Natürlich kommen wir mit dieser Situation auch bisher irgendwie zurecht: die Teilnehmenden rufen den Link zur YouTube-Ressource in den Raum und der Seminarleiter gibt diesen in seinem an den Datenprojektor angeschlossenen Computer ein; die Teilnehmenden skizzieren den eigenen Qualitäts-Prozess am Flipchart; die Studierenden kommen im Seminarraum nach vorne, schliessen ihr Notebook an den Datenprojektor an und zeigen dann ihre Ausrbeitung. Aber oft genug gibt es auch Hürden, die diese Wege ineffizient werden lassen: Tippfehler bei der Eingabe einer URL, langwieriges Nachzeichnen von Skizzen oder fehlende Adapter für den Anschluss des eigenen Geräts an den Datenprojektor im Kursraum.

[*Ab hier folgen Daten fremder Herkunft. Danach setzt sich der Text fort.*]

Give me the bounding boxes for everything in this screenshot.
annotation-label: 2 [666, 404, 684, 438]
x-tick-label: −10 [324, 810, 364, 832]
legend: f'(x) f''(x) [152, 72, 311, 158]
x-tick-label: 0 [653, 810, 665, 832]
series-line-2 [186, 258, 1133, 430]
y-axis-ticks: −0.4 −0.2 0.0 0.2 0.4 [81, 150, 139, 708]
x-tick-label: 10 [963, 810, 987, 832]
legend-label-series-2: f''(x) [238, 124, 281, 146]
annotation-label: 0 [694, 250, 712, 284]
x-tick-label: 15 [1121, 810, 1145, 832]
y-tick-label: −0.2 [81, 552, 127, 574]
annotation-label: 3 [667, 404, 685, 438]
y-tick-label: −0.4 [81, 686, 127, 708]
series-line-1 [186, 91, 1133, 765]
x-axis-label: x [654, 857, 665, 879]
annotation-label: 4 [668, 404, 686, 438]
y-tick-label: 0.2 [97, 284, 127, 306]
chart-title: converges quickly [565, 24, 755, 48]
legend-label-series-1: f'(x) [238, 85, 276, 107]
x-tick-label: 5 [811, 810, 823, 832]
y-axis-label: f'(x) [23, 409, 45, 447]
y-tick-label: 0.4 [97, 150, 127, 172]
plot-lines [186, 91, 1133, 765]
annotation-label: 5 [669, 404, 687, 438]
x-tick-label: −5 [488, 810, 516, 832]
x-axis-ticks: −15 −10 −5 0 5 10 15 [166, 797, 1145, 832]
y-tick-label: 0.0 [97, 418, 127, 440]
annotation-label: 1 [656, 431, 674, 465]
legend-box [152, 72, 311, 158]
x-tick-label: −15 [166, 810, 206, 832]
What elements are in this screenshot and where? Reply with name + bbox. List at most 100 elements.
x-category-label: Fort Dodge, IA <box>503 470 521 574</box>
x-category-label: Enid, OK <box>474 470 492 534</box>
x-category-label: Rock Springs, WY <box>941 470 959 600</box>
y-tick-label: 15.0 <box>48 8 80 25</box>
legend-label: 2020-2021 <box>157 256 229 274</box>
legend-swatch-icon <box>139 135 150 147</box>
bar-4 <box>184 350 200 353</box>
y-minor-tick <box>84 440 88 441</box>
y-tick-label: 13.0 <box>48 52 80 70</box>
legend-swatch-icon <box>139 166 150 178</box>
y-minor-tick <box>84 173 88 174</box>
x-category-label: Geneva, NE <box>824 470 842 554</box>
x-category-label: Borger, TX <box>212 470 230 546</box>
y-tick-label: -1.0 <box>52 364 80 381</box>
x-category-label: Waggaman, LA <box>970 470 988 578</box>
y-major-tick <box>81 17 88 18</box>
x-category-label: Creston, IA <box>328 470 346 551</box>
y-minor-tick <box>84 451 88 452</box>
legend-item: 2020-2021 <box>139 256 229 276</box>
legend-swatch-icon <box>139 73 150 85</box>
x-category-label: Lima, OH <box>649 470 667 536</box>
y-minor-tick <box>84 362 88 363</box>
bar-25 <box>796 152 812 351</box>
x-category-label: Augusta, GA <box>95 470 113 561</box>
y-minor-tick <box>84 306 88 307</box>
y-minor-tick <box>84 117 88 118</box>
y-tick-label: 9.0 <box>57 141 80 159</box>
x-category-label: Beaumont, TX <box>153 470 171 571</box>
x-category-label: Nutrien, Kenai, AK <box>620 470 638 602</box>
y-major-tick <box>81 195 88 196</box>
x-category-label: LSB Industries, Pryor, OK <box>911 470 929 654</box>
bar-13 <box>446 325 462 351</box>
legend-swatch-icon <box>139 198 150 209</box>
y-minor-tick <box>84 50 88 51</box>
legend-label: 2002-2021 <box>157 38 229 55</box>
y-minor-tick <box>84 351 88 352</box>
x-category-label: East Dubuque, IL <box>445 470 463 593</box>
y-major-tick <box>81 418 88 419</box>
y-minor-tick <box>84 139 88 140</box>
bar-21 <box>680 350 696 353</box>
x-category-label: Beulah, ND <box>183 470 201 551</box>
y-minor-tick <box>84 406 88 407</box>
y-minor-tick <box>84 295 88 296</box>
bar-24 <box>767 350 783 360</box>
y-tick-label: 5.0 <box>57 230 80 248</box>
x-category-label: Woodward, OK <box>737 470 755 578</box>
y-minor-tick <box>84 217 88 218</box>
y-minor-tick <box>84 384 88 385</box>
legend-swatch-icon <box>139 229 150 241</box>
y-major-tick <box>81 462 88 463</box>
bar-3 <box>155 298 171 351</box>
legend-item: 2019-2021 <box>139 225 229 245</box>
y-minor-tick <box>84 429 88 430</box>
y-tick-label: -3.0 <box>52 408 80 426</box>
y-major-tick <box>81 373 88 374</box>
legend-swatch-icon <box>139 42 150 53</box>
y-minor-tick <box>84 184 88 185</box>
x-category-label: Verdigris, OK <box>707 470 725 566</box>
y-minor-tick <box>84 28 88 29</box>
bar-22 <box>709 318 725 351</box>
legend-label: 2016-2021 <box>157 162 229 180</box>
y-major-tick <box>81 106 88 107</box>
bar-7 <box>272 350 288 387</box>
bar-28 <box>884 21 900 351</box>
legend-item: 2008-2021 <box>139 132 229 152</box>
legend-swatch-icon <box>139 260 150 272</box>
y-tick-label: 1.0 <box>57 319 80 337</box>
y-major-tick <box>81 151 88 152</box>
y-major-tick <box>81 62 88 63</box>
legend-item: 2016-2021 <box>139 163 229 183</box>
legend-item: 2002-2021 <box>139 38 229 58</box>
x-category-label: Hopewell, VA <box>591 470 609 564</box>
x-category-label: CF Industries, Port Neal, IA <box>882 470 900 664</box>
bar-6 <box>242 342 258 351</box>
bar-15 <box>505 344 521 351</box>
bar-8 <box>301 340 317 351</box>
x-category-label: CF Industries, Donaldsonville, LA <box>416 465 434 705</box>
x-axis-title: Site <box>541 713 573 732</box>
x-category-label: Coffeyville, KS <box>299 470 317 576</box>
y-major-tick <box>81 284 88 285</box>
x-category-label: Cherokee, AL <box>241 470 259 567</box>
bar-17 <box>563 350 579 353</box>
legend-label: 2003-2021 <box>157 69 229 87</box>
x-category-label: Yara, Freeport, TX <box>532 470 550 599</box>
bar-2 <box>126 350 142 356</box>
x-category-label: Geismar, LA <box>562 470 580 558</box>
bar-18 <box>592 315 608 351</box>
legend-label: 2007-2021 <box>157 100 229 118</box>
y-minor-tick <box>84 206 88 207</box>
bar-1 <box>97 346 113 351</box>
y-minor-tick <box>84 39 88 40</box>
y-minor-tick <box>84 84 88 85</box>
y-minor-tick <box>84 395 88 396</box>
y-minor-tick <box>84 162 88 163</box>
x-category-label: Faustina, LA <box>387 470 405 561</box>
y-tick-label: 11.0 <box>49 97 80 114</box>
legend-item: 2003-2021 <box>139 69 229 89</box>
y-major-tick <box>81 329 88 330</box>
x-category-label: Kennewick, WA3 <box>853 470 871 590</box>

Erweiterte Raumausstattung

Sofern Bildungsinstitutionen über die nötigen finanziellen Ressourcen verfügen, können sie ihre Lernräume aufrüsten. Beispielsweise, indem sie Seminarräume mit mehreren Projektionsflächen ausstatten. Auf diese Weise können verschiedene Arbeitsgruppen gleichzeitig an einer Ausarbeitung zu einem Auftrag arbeiten und ihre Ergebnisse dann anschliessend im Plenum zur Diskussion stellen.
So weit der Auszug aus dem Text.